Edit: Ah shoot, I missed the previous comments above. Thanks for looking into it.
 
Has anyone tested the impacts with MacOS 26.4? Perhaps the assumption is any update to the displays would be noted, or that it is too soon for these updates to arrive. Anyways I will be testing 26.4 here momentarily.

Edit: Ah shoot, I missed the previous comments above. Thanks for looking into it.
There's a new Firmware Update so curious what that will do.
 
The problem with oled is that its brightness is a lie. Sure, tandem can get to 2,000nits, but only across 5%-10%.

In HDR photography, my hdr highlights are much more than 5-10% of my picture.

So the Studio XDR reaching its 2,000 nit peak on 40% of the screen is much better.

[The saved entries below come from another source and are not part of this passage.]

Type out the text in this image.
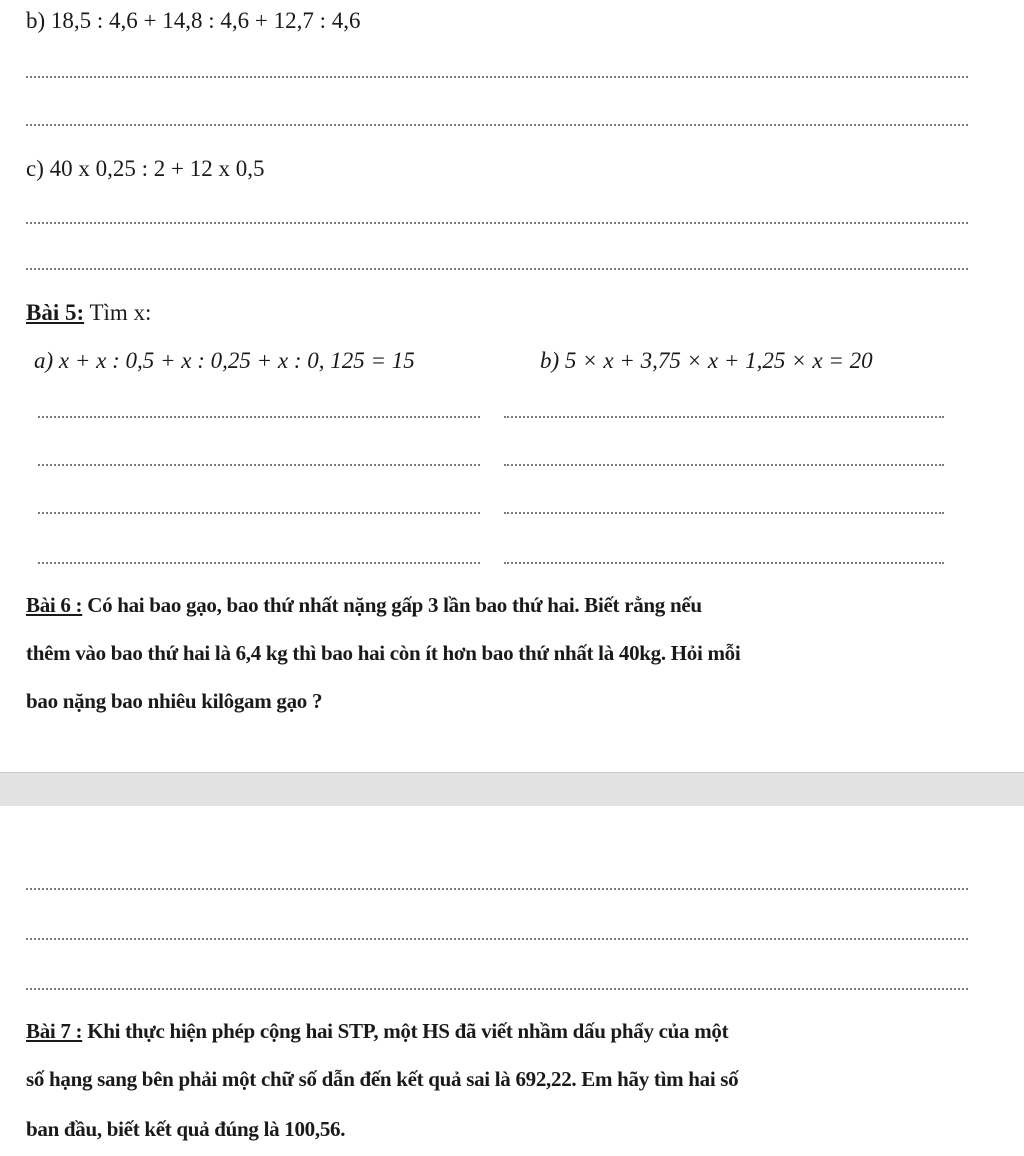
b) 18,5 : 4,6 + 14,8 : 4,6 + 12,7 : 4,6
c) 40 x 0,25 : 2 + 12 x 0,5
Bài 5: Tìm x:
a) x + x : 0,5 + x : 0,25 + x : 0, 125 = 15	b) 5 × x + 3,75 × x + 1,25 × x = 20
Bài 6 : Có hai bao gạo, bao thứ nhất nặng gấp 3 lần bao thứ hai. Biết rằng nếu
thêm vào bao thứ hai là 6,4 kg thì bao hai còn ít hơn bao thứ nhất là 40kg. Hỏi mỗi
bao nặng bao nhiêu kilôgam gạo ?
Bài 7 : Khi thực hiện phép cộng hai STP, một HS đã viết nhầm dấu phẩy của một
số hạng sang bên phải một chữ số dẫn đến kết quả sai là 692,22. Em hãy tìm hai số
ban đầu, biết kết quả đúng là 100,56.
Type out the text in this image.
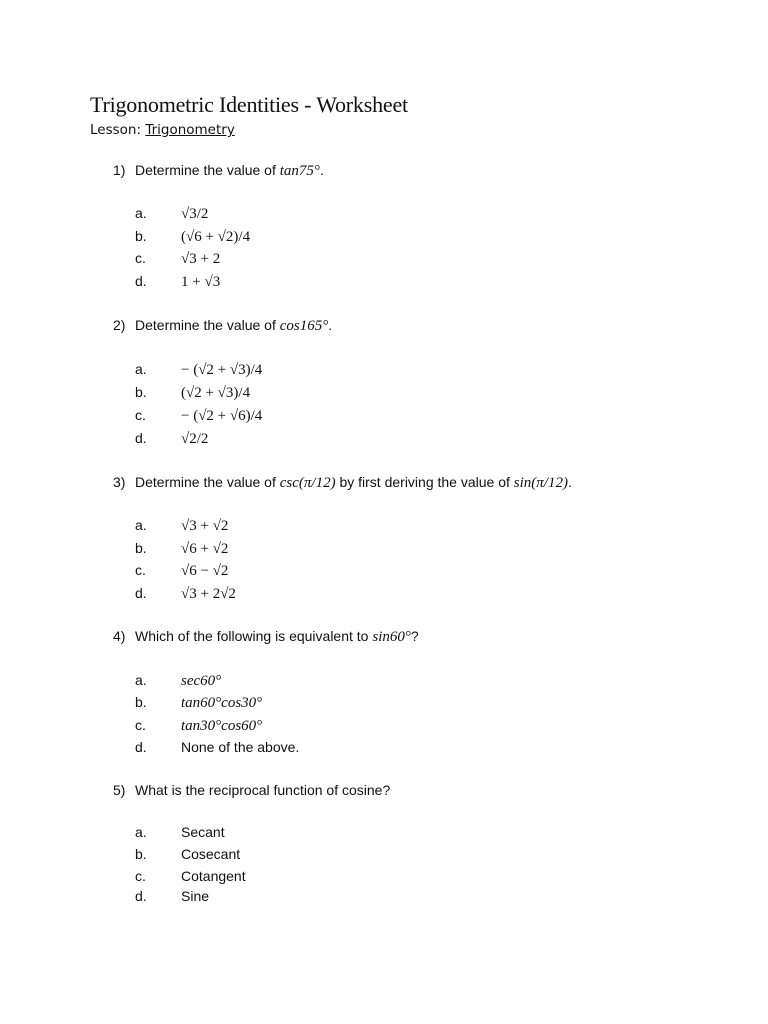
Trigonometric Identities - Worksheet
Lesson: Trigonometry
1) Determine the value of tan75°.
a. √3/2
b. (√6 + √2)/4
c. √3 + 2
d. 1 + √3
2) Determine the value of cos165°.
a. − (√2 + √3)/4
b. (√2 + √3)/4
c. − (√2 + √6)/4
d. √2/2
3) Determine the value of csc(π/12) by first deriving the value of sin(π/12).
a. √3 + √2
b. √6 + √2
c. √6 − √2
d. √3 + 2√2
4) Which of the following is equivalent to sin60°?
a. sec60°
b. tan60°cos30°
c. tan30°cos60°
d. None of the above.
5) What is the reciprocal function of cosine?
a. Secant
b. Cosecant
c.	Cotangent
d. Sine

I am constantly blown away by my Studio XDR with photography

The Studio Display XDR has the same peak brightness in HDR as the iPad Pro does. And that is according to Apple.
 
You don't have to explain to me what's a good monitor, I do this as a professional for 20+ years 🙂 (creative field, specifically design/etc).

Tandem OLED actually alleviates the issues you're talking about. Have you tried the tandem OLED iPad? It's really solid.
microLED isn't here yet as a mainstream product so we're not there yet.
Reviews have put Apple’s tandem oled at 20% APL. That’s still significantly less than the 40% of the Studio XDR.

But I agree with you that it’s moving in the right direction and its exciting technology for sure.